Department of Medical Informatics, Erasmus MC, Rotterdam, the Netherlands; Department of Radiology and Nuclear Medicine, Erasmus MC, Rotterdam, the Netherlands.
Department of Medical Informatics, Erasmus MC, Rotterdam, the Netherlands; Department of Radiology and Nuclear Medicine, Erasmus MC, Rotterdam, the Netherlands.
Magn Reson Imaging. 2021 May;78:80-89. doi: 10.1016/j.mri.2021.02.002. Epub 2021 Feb 14.
To improve image quality of multi-contrast imaging with the proposed Autocalibrated Parallel Imaging Reconstruction for Extended Multi-Contrast Imaging (APIR4EMC).
APIR4EMC reconstructs multi-contrast images in an autocalibrated parallel imaging reconstruction framework by adding contrasts as virtual coils. Compensation of signal evolution along the echo train of different contrasts is performed to improve signal prediction for missing samples. As a proof of concept, we performed prospectively accelerated phantom and in-vivo brain acquisitions with T1, T1-fat saturated (Fatsat), T2, PD, and FLAIR contrasts. The k-space sampling patterns of these acquisitions were jointly optimized. Images were jointly reconstructed with the proposed APIR4EMC method as well as individually with GRAPPA. Root mean square error (RMSE) to fully sampled reference images and g-factor maps were computed for both methods in the phantom experiment. Visual evaluation was performed in the in-vivo experiment.
Compared to GRAPPA, APIR4EMC reduced artifacts and improved SNR of the reconstructed images in the phantom acquisitions. Quantitatively, APIR4EMC substantially reduced noise amplification (g-factor) as well as RMSE compared to GRAPPA. Signal evolution compensation reduced artifacts. In the in-vivo experiments, 1 mm isotropic 3D images with contrasts of T1, T1-Fatsat, T2, PD, and FLAIR were acquired in as little as 7.5 min with the acceleration factor of 9. Reconstruction quality was consistent with the phantom results.
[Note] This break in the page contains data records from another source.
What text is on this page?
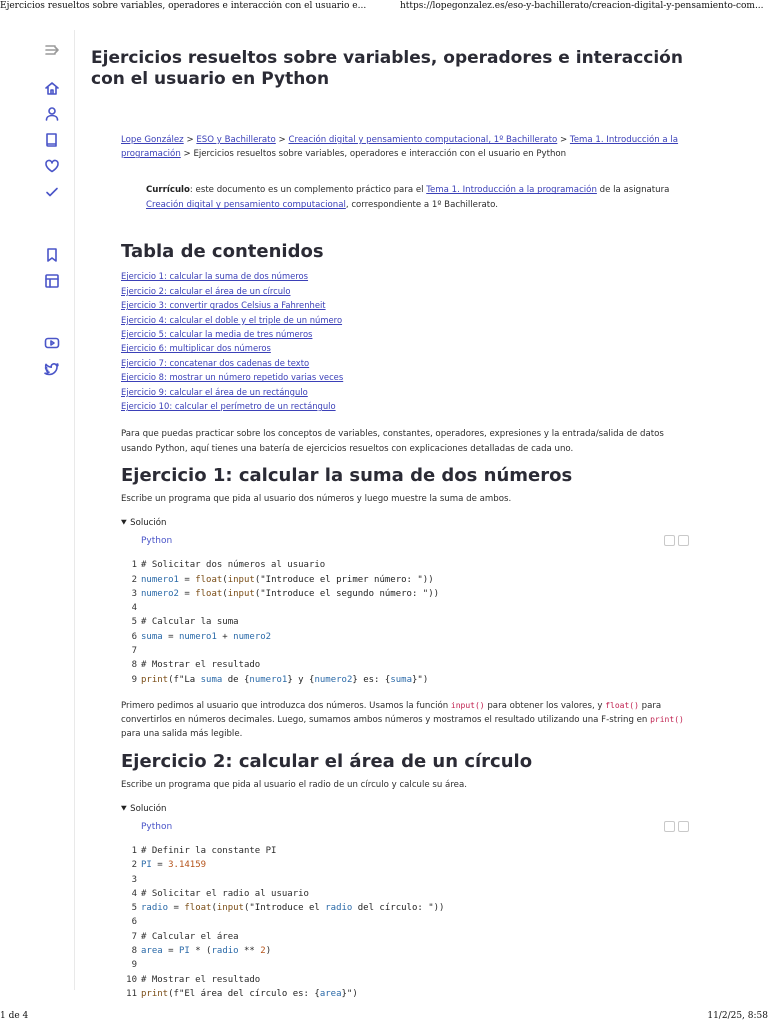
Ejercicios resueltos sobre variables, operadores e interacción con el usuario e...	https://lopegonzalez.es/eso-y-bachillerato/creacion-digital-y-pensamiento-com...
Ejercicios resueltos sobre variables, operadores e interacción con el usuario en Python

Lope González > ESO y Bachillerato > Creación digital y pensamiento computacional, 1º Bachillerato > Tema 1. Introducción a la programación > Ejercicios resueltos sobre variables, operadores e interacción con el usuario en Python

Currículo: este documento es un complemento práctico para el Tema 1. Introducción a la programación de la asignatura Creación digital y pensamiento computacional, correspondiente a 1º Bachillerato.

Tabla de contenidos
Ejercicio 1: calcular la suma de dos números
Ejercicio 2: calcular el área de un círculo
Ejercicio 3: convertir grados Celsius a Fahrenheit
Ejercicio 4: calcular el doble y el triple de un número
Ejercicio 5: calcular la media de tres números
Ejercicio 6: multiplicar dos números
Ejercicio 7: concatenar dos cadenas de texto
Ejercicio 8: mostrar un número repetido varias veces
Ejercicio 9: calcular el área de un rectángulo
Ejercicio 10: calcular el perímetro de un rectángulo

Para que puedas practicar sobre los conceptos de variables, constantes, operadores, expresiones y la entrada/salida de datos usando Python, aquí tienes una batería de ejercicios resueltos con explicaciones detalladas de cada uno.

Ejercicio 1: calcular la suma de dos números

Escribe un programa que pida al usuario dos números y luego muestre la suma de ambos.

Solución
Python
1 # Solicitar dos números al usuario
2 numero1 = float(input("Introduce el primer número: "))
3 numero2 = float(input("Introduce el segundo número: "))
4
5 # Calcular la suma
6 suma = numero1 + numero2
7
8 # Mostrar el resultado
9 print(f"La suma de {numero1} y {numero2} es: {suma}")

Primero pedimos al usuario que introduzca dos números. Usamos la función input() para obtener los valores, y float() para convertirlos en números decimales. Luego, sumamos ambos números y mostramos el resultado utilizando una F-string en print() para una salida más legible.

Ejercicio 2: calcular el área de un círculo

Escribe un programa que pida al usuario el radio de un círculo y calcule su área.

Solución
Python
1 # Definir la constante PI
2 PI = 3.14159
3
4 # Solicitar el radio al usuario
5 radio = float(input("Introduce el radio del círculo: "))
6
7 # Calcular el área
8 area = PI * (radio ** 2)
9
10 # Mostrar el resultado
11 print(f"El área del círculo es: {area}")
1 de 4	11/2/25, 8:58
Compared to single contrast reconstruction with GRAPPA, APIR4EMC reduces artifacts and noise amplification in accelerated multi-contrast imaging.
通过提出的 Autocalibrated Parallel Imaging Reconstruction for Extended Multi-Contrast Imaging(APIR4EMC),提高多对比度成像的图像质量。
APIR4EMC 通过将对比度添加为虚拟线圈,在自动校准并行成像重建框架中重建多对比度图像。对不同对比度的回波链信号演化进行补偿,以改善缺失样本的信号预测。作为概念验证,我们对 T1、T1 脂肪饱和(Fatsat)、T2、PD 和 FLAIR 对比度的前瞻性加速体模和体内脑采集进行了前瞻性加速。这些采集的 k 空间采样模式被联合优化。使用所提出的 APIR4EMC 方法以及单独的 GRAPPA 对图像进行联合重建。在体模实验中,对两种方法的全采样参考图像和 g 因子图进行了均方根误差(RMSE)计算。在体内实验中进行了视觉评估。
与 GRAPPA 相比,APIR4EMC 减少了体模采集重建图像中的伪影并提高了 SNR。在定量方面,APIR4EMC 与 GRAPPA 相比,显著降低了噪声放大(g 因子)和 RMSE。信号演化补偿减少了伪影。在体内实验中,使用加速因子 9 在 7.5 分钟内采集了具有 T1、T1-Fatsat、T2、PD 和 FLAIR 对比度的 1 毫米各向同性 3D 图像。重建质量与体模结果一致。
与 GRAPPA 进行单对比度重建相比,APIR4EMC 可减少加速多对比度成像中的伪影和噪声放大。